Cet isolement est un facteur de progression de la maladie. C’est pourquoi le déploiement d’agents de santé communautaire dans chaque village est essentiel pour prévenir et éliminer la maladie. Ces volontaires rapprochent les services de santé au plus près des communautés isolées et garantissent l’accès à des médicaments fiables. Leur travail est remarquable. On estime ainsi qu’au Cameroun, 70 % des cas de paludisme ont été rapportés par les agents de santé communautaire contre 30 % par le secteur public en 2018. Pour accélérer la lutte contre la maladie, il est impératif de renforcer leur action en les associant à l’élaboration des politiques publiques de santé en tant qu’acteurs, et non plus en tant que simples prestataires de services.
Soutenir la recherche
Les outils dont nous disposons aujourd’hui ont permis de faire de la lutte contre le paludisme l’un des plus grands succès du XXIe siècle. Les campagnes de distribution de moustiquaires financées par le Fonds mondial et ses partenaires, couplées aux tests de diagnostic rapide, ont fortement contribué à freiner la maladie et à sauver des millions de vies. Des moustiquaires nouvelle génération seront distribuées très prochainement au Burkina Faso pour contrer la menace grandissante de la résistance aux insecticides. Les recherches en cours, telles qu’un traitement concentré en un seul comprimé au lieu de trois actuellement, les organismes génétiquement modifiés comme mesure complémentaire de lutte antivectorielle ou encore l’émergence possible d’un vaccin, portent de belles promesses.
Agir à l’échelle du continent
Eliminer le paludisme dans un pays est un accomplissement certain, mais insuffisant dans le cadre d’un combat contre une pandémie qui demeure par définition transfrontière du fait des mouvements de populations. Pour éviter que la lutte ne se transforme en mythe de Sisyphe, il faut envisager un combat commun à l’échelle du continent et inviter les pays africains à redoubler d’efforts pour investir dans la santé de leurs communautés.

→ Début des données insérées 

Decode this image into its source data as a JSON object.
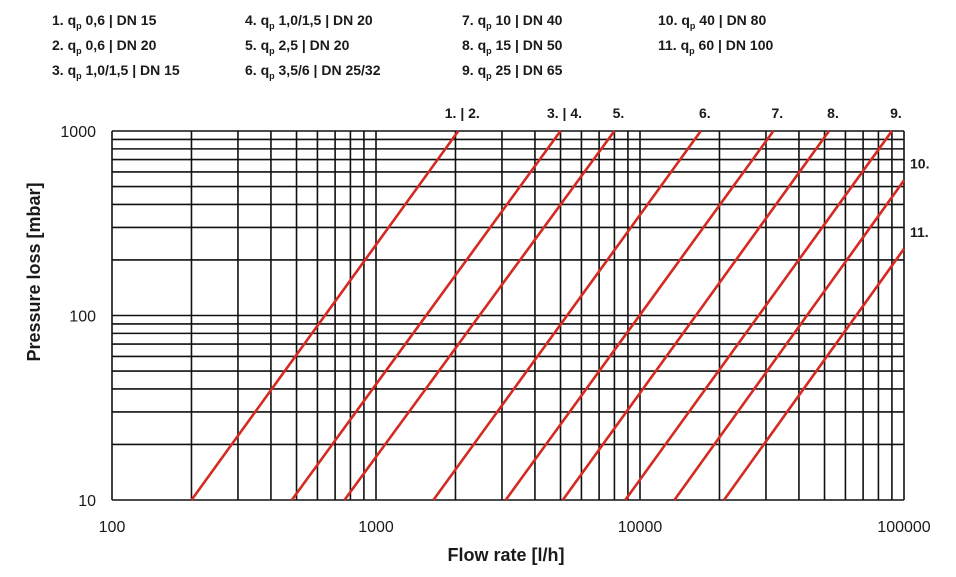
{
  "chart_data": {
    "type": "line",
    "title": "",
    "xlabel": "Flow rate [l/h]",
    "ylabel": "Pressure loss [mbar]",
    "xscale": "log",
    "yscale": "log",
    "xlim": [
      100,
      100000
    ],
    "ylim": [
      10,
      1000
    ],
    "x_ticks": [
      "100",
      "1000",
      "10000",
      "100000"
    ],
    "y_ticks": [
      "10",
      "100",
      "1000"
    ],
    "grid": true,
    "legend": {
      "placement": "top",
      "columns": [
        [
          "1. q|p 0,6 | DN 15",
          "2. q|p 0,6 | DN 20",
          "3. q|p 1,0/1,5 | DN 15"
        ],
        [
          "4. q|p 1,0/1,5 | DN 20",
          "5. q|p 2,5 | DN 20",
          "6. q|p 3,5/6 | DN 25/32"
        ],
        [
          "7. q|p 10 | DN 40",
          "8. q|p 15 | DN 50",
          "9. q|p 25 | DN 65"
        ],
        [
          "10. q|p 40 | DN 80",
          "11. q|p 60 | DN 100"
        ]
      ]
    },
    "series": [
      {
        "label": "1. | 2.",
        "color": "#d42a22",
        "points": [
          [
            200,
            10
          ],
          [
            2050,
            1000
          ]
        ]
      },
      {
        "label": "3. | 4.",
        "color": "#d42a22",
        "points": [
          [
            480,
            10
          ],
          [
            5000,
            1000
          ]
        ]
      },
      {
        "label": "5.",
        "color": "#d42a22",
        "points": [
          [
            760,
            10
          ],
          [
            8000,
            1000
          ]
        ]
      },
      {
        "label": "6.",
        "color": "#d42a22",
        "points": [
          [
            1650,
            10
          ],
          [
            17000,
            1000
          ]
        ]
      },
      {
        "label": "7.",
        "color": "#d42a22",
        "points": [
          [
            3100,
            10
          ],
          [
            32000,
            1000
          ]
        ]
      },
      {
        "label": "8.",
        "color": "#d42a22",
        "points": [
          [
            5100,
            10
          ],
          [
            52000,
            1000
          ]
        ]
      },
      {
        "label": "9.",
        "color": "#d42a22",
        "points": [
          [
            8800,
            10
          ],
          [
            90000,
            1000
          ]
        ]
      },
      {
        "label": "10.",
        "color": "#d42a22",
        "points": [
          [
            13500,
            10
          ],
          [
            100000,
            540
          ]
        ]
      },
      {
        "label": "11.",
        "color": "#d42a22",
        "points": [
          [
            20800,
            10
          ],
          [
            100000,
            230
          ]
        ]
      }
    ],
    "curve_labels": [
      {
        "text": "1. | 2.",
        "x": 2050
      },
      {
        "text": "3. | 4.",
        "x": 5000
      },
      {
        "text": "5.",
        "x": 8000
      },
      {
        "text": "6.",
        "x": 17000
      },
      {
        "text": "7.",
        "x": 32000
      },
      {
        "text": "8.",
        "x": 52000
      },
      {
        "text": "9.",
        "x": 90000
      },
      {
        "text": "10.",
        "y": 540
      },
      {
        "text": "11.",
        "y": 230
      }
    ]
  }
}
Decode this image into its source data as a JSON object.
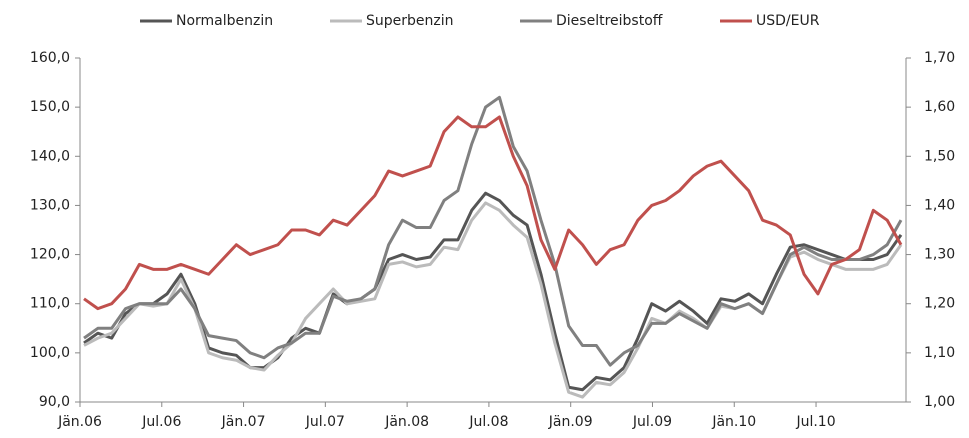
{
  "chart_data": {
    "type": "line",
    "categories": [
      "Jän.06",
      null,
      null,
      null,
      null,
      null,
      "Jul.06",
      null,
      null,
      null,
      null,
      null,
      "Jän.07",
      null,
      null,
      null,
      null,
      null,
      "Jul.07",
      null,
      null,
      null,
      null,
      null,
      "Jän.08",
      null,
      null,
      null,
      null,
      null,
      "Jul.08",
      null,
      null,
      null,
      null,
      null,
      "Jän.09",
      null,
      null,
      null,
      null,
      null,
      "Jul.09",
      null,
      null,
      null,
      null,
      null,
      "Jän.10",
      null,
      null,
      null,
      null,
      null,
      "Jul.10",
      null,
      null,
      null,
      null,
      null
    ],
    "series": [
      {
        "name": "Normalbenzin",
        "color": "#555555",
        "values": [
          102,
          104,
          103,
          108,
          110,
          110,
          112,
          116,
          110,
          101,
          100,
          99.5,
          97,
          97,
          99,
          103,
          105,
          104,
          112,
          110,
          111,
          113,
          119,
          120,
          119,
          119.5,
          123,
          123,
          129,
          132.5,
          131,
          128,
          126,
          116,
          104,
          93,
          92.5,
          95,
          94.5,
          97,
          103,
          110,
          108.5,
          110.5,
          108.5,
          106,
          111,
          110.5,
          112,
          110,
          116,
          121.5,
          122,
          121,
          120,
          119,
          119,
          119,
          120,
          124
        ]
      },
      {
        "name": "Superbenzin",
        "color": "#bbbbbb",
        "values": [
          101.5,
          103,
          104,
          107,
          110,
          109.5,
          110,
          115,
          109,
          100,
          99,
          98.5,
          97,
          96.5,
          99.5,
          102,
          107,
          110,
          113,
          110,
          110.5,
          111,
          118,
          118.5,
          117.5,
          118,
          121.5,
          121,
          127,
          130.5,
          129,
          126,
          123.5,
          114,
          102,
          92,
          91,
          94,
          93.5,
          96,
          101,
          107,
          106,
          108.5,
          107,
          105,
          109.5,
          109,
          110,
          108,
          114,
          119.5,
          120.5,
          119,
          118,
          117,
          117,
          117,
          118,
          122
        ]
      },
      {
        "name": "Dieseltreibstoff",
        "color": "#808080",
        "values": [
          103,
          105,
          105,
          109,
          110,
          110,
          110,
          113,
          109,
          103.5,
          103,
          102.5,
          100,
          99,
          101,
          102,
          104,
          104,
          111.5,
          110.5,
          111,
          113,
          122,
          127,
          125.5,
          125.5,
          131,
          133,
          142.5,
          150,
          152,
          142,
          137,
          127,
          118,
          105.5,
          101.5,
          101.5,
          97.5,
          100,
          101.5,
          106,
          106,
          108,
          106.5,
          105,
          110,
          109,
          110,
          108,
          114,
          120,
          121.5,
          120,
          119,
          119,
          119,
          120,
          122,
          127
        ]
      },
      {
        "name": "USD/EUR",
        "color": "#c0504d",
        "axis": "y2",
        "values": [
          1.21,
          1.19,
          1.2,
          1.23,
          1.28,
          1.27,
          1.27,
          1.28,
          1.27,
          1.26,
          1.29,
          1.32,
          1.3,
          1.31,
          1.32,
          1.35,
          1.35,
          1.34,
          1.37,
          1.36,
          1.39,
          1.42,
          1.47,
          1.46,
          1.47,
          1.48,
          1.55,
          1.58,
          1.56,
          1.56,
          1.58,
          1.5,
          1.44,
          1.33,
          1.27,
          1.35,
          1.32,
          1.28,
          1.31,
          1.32,
          1.37,
          1.4,
          1.41,
          1.43,
          1.46,
          1.48,
          1.49,
          1.46,
          1.43,
          1.37,
          1.36,
          1.34,
          1.26,
          1.22,
          1.28,
          1.29,
          1.31,
          1.39,
          1.37,
          1.32
        ]
      }
    ],
    "ylim": [
      90,
      160
    ],
    "yticks": [
      {
        "value": 90,
        "label": "90,0"
      },
      {
        "value": 100,
        "label": "100,0"
      },
      {
        "value": 110,
        "label": "110,0"
      },
      {
        "value": 120,
        "label": "120,0"
      },
      {
        "value": 130,
        "label": "130,0"
      },
      {
        "value": 140,
        "label": "140,0"
      },
      {
        "value": 150,
        "label": "150,0"
      },
      {
        "value": 160,
        "label": "160,0"
      }
    ],
    "y2lim": [
      1.0,
      1.7
    ],
    "y2ticks": [
      {
        "value": 1.0,
        "label": "1,00"
      },
      {
        "value": 1.1,
        "label": "1,10"
      },
      {
        "value": 1.2,
        "label": "1,20"
      },
      {
        "value": 1.3,
        "label": "1,30"
      },
      {
        "value": 1.4,
        "label": "1,40"
      },
      {
        "value": 1.5,
        "label": "1,50"
      },
      {
        "value": 1.6,
        "label": "1,60"
      },
      {
        "value": 1.7,
        "label": "1,70"
      }
    ],
    "y2color": "#c0504d",
    "legend": "top"
  }
}
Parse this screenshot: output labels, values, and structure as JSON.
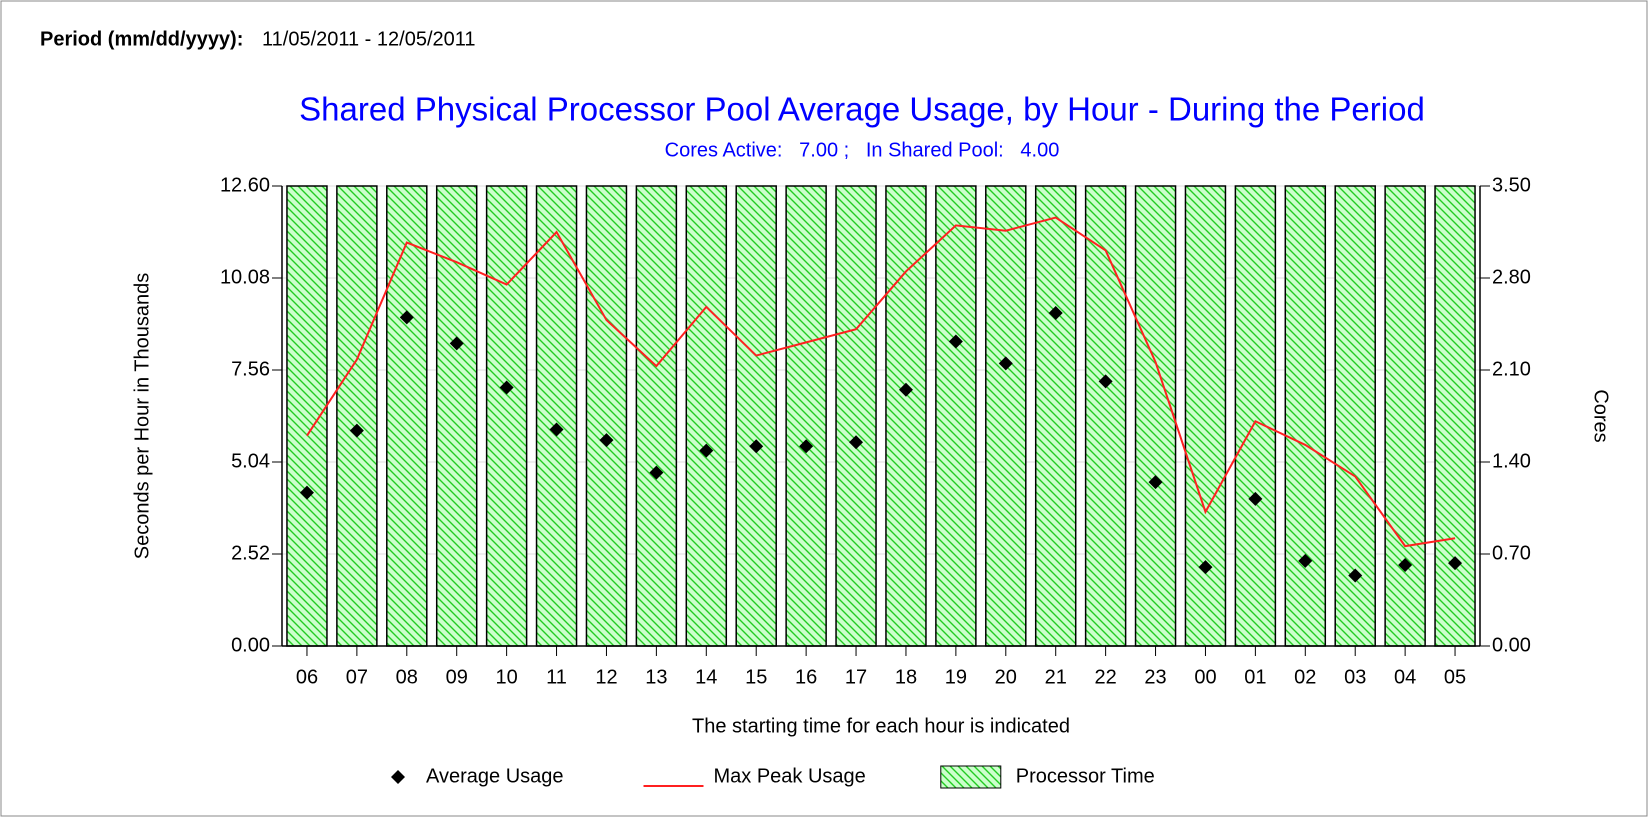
{
  "header": {
    "period_label": "Period (mm/dd/yyyy):",
    "period_value": "11/05/2011 - 12/05/2011"
  },
  "chart_data": {
    "type": "bar",
    "title": "Shared Physical Processor Pool Average Usage, by Hour - During the Period",
    "subtitle": "Cores Active:   7.00 ;   In Shared Pool:   4.00",
    "x_label": "The starting time for each hour is indicated",
    "y_label": "Seconds per Hour in Thousands",
    "y2_label": "Cores",
    "categories": [
      "06",
      "07",
      "08",
      "09",
      "10",
      "11",
      "12",
      "13",
      "14",
      "15",
      "16",
      "17",
      "18",
      "19",
      "20",
      "21",
      "22",
      "23",
      "00",
      "01",
      "02",
      "03",
      "04",
      "05"
    ],
    "series": [
      {
        "name": "Processor Time",
        "type": "bar",
        "color": "#00cc00",
        "axis": "y",
        "values": [
          12.6,
          12.6,
          12.6,
          12.6,
          12.6,
          12.6,
          12.6,
          12.6,
          12.6,
          12.6,
          12.6,
          12.6,
          12.6,
          12.6,
          12.6,
          12.6,
          12.6,
          12.6,
          12.6,
          12.6,
          12.6,
          12.6,
          12.6,
          12.6
        ]
      },
      {
        "name": "Average Usage",
        "type": "scatter",
        "color": "#000000",
        "axis": "y",
        "values": [
          4.2,
          5.9,
          9.0,
          8.29,
          7.08,
          5.93,
          5.64,
          4.75,
          5.35,
          5.47,
          5.47,
          5.58,
          7.02,
          8.34,
          7.74,
          9.12,
          7.25,
          4.49,
          2.16,
          4.03,
          2.33,
          1.93,
          2.22,
          2.27
        ]
      },
      {
        "name": "Max Peak Usage",
        "type": "line",
        "color": "#ff2020",
        "axis": "y2",
        "values": [
          1.6,
          2.18,
          3.07,
          2.92,
          2.75,
          3.15,
          2.48,
          2.13,
          2.58,
          2.21,
          2.31,
          2.41,
          2.85,
          3.2,
          3.16,
          3.26,
          3.01,
          2.16,
          1.02,
          1.71,
          1.53,
          1.29,
          0.76,
          0.82
        ]
      }
    ],
    "legend_order": [
      1,
      2,
      0
    ],
    "ylim": [
      0,
      12.6
    ],
    "yticks": [
      {
        "value": 0,
        "label": "0.00"
      },
      {
        "value": 2.52,
        "label": "2.52"
      },
      {
        "value": 5.04,
        "label": "5.04"
      },
      {
        "value": 7.56,
        "label": "7.56"
      },
      {
        "value": 10.08,
        "label": "10.08"
      },
      {
        "value": 12.6,
        "label": "12.60"
      }
    ],
    "y2lim": [
      0,
      3.5
    ],
    "y2ticks": [
      {
        "value": 0,
        "label": "0.00"
      },
      {
        "value": 0.7,
        "label": "0.70"
      },
      {
        "value": 1.4,
        "label": "1.40"
      },
      {
        "value": 2.1,
        "label": "2.10"
      },
      {
        "value": 2.8,
        "label": "2.80"
      },
      {
        "value": 3.5,
        "label": "3.50"
      }
    ],
    "grid": true
  }
}
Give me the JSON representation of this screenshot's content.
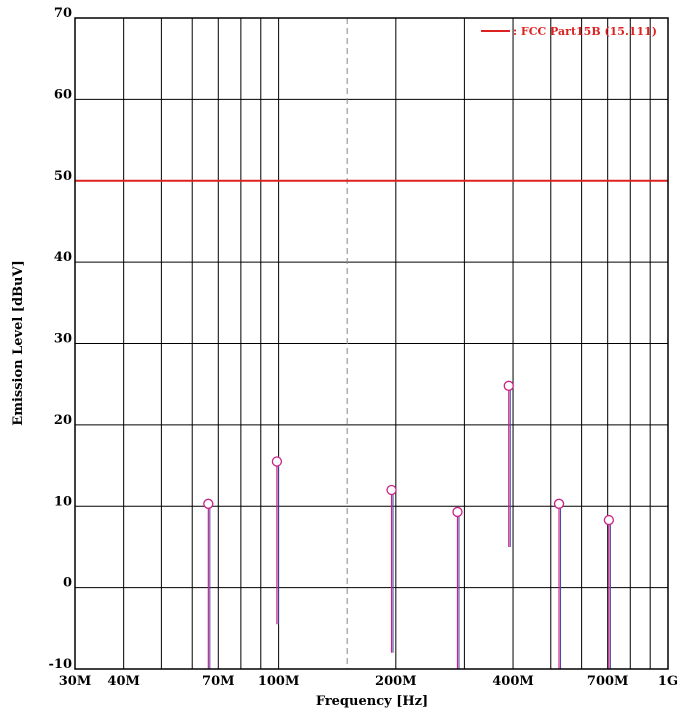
{
  "colors": {
    "limit": "#dd2222",
    "marker": "#cc2288",
    "marker_fill": "#ffffff",
    "marker_stem_shadow": "#4444aa",
    "grid": "#000000",
    "center_dashed": "#888888"
  },
  "chart_data": {
    "type": "scatter",
    "title": "",
    "xlabel": "Frequency [Hz]",
    "ylabel": "Emission Level [dBuV]",
    "x_scale": "log",
    "xlim": [
      30000000,
      1000000000
    ],
    "ylim": [
      -10,
      70
    ],
    "x_ticks": [
      {
        "value": 30000000,
        "label": "30M"
      },
      {
        "value": 40000000,
        "label": "40M"
      },
      {
        "value": 70000000,
        "label": "70M"
      },
      {
        "value": 100000000,
        "label": "100M"
      },
      {
        "value": 200000000,
        "label": "200M"
      },
      {
        "value": 400000000,
        "label": "400M"
      },
      {
        "value": 700000000,
        "label": "700M"
      },
      {
        "value": 1000000000,
        "label": "1G"
      }
    ],
    "y_ticks": [
      {
        "value": -10,
        "label": "-10"
      },
      {
        "value": 0,
        "label": "0"
      },
      {
        "value": 10,
        "label": "10"
      },
      {
        "value": 20,
        "label": "20"
      },
      {
        "value": 30,
        "label": "30"
      },
      {
        "value": 40,
        "label": "40"
      },
      {
        "value": 50,
        "label": "50"
      },
      {
        "value": 60,
        "label": "60"
      },
      {
        "value": 70,
        "label": "70"
      }
    ],
    "grid": true,
    "grid_lines_x": [
      40000000,
      50000000,
      60000000,
      70000000,
      80000000,
      90000000,
      100000000,
      200000000,
      300000000,
      400000000,
      500000000,
      600000000,
      700000000,
      800000000,
      900000000
    ],
    "dashed_line_x": 150000000,
    "limit_line": {
      "name": ": FCC Part15B (15.111)",
      "value": 50
    },
    "legend": {
      "position": "top-right",
      "entries": [
        ": FCC Part15B (15.111)"
      ]
    },
    "points": [
      {
        "x": 66000000,
        "y": 10.3,
        "stem_low": -10
      },
      {
        "x": 99000000,
        "y": 15.5,
        "stem_low": -4.5
      },
      {
        "x": 195000000,
        "y": 12.0,
        "stem_low": -8
      },
      {
        "x": 288000000,
        "y": 9.3,
        "stem_low": -10
      },
      {
        "x": 390000000,
        "y": 24.8,
        "stem_low": 5
      },
      {
        "x": 525000000,
        "y": 10.3,
        "stem_low": -10
      },
      {
        "x": 705000000,
        "y": 8.3,
        "stem_low": -10
      }
    ]
  }
}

Intégrer l’élément culturel
Il existe encore certaines croyances et normes socioculturelles qui nuisent au combat contre la maladie. Ainsi, la moustiquaire garderait la chaleur et serait associée à la mort. Dans les zones reculées, la santé des femmes passe souvent au second plan. Elles sont en charge des tâches ménagères et des enfants et, dans certains cas, n’ont pas les moyens financiers de se rendre dans un centre médical. Or, les femmes enceintes sont l’une des populations les plus vulnérables au paludisme. A l’image de la lutte contre le sida, la société civile pourrait jouer un rôle crucial et demander la prise en compte des normes socioculturelles dans l’élaboration des programmes. Ceci impliquerait une forte participation et appropriation des communautés, chefs communautaires, religieux et traditionnels dans l’élaboration des stratégies afin de garantir le progrès.
C’est dans cette perspective que nous avons créé le CS4ME, le premier réseau mondial de communautés et d’organisations de la société civile pour l’élimination du paludisme, qui vise à promouvoir des programmes plus inclusifs, efficaces, axés sur les communautés et fondés sur les droits sociaux et les droits humains.
On peut prévenir et guérir le paludisme. Il est donc inacceptable que cette maladie, vieille de cinquante millénaires, tue encore un enfant toutes les deux minutes. Chaque jour, je suis témoin des progrès concrets que nous réalisons et cela forge ma motivation à continuer le combat. L’élimination est possible. Surtout, ne relâchons pas nos efforts.
Olivia Ngou est la fondatrice et directrice exécutive de l’ONG Impact Santé Afrique. Elle est également membre du premier réseau mondial de la société civile pour l’élimination du paludisme (CS4ME) et du Partenariat Roll Back Malaria.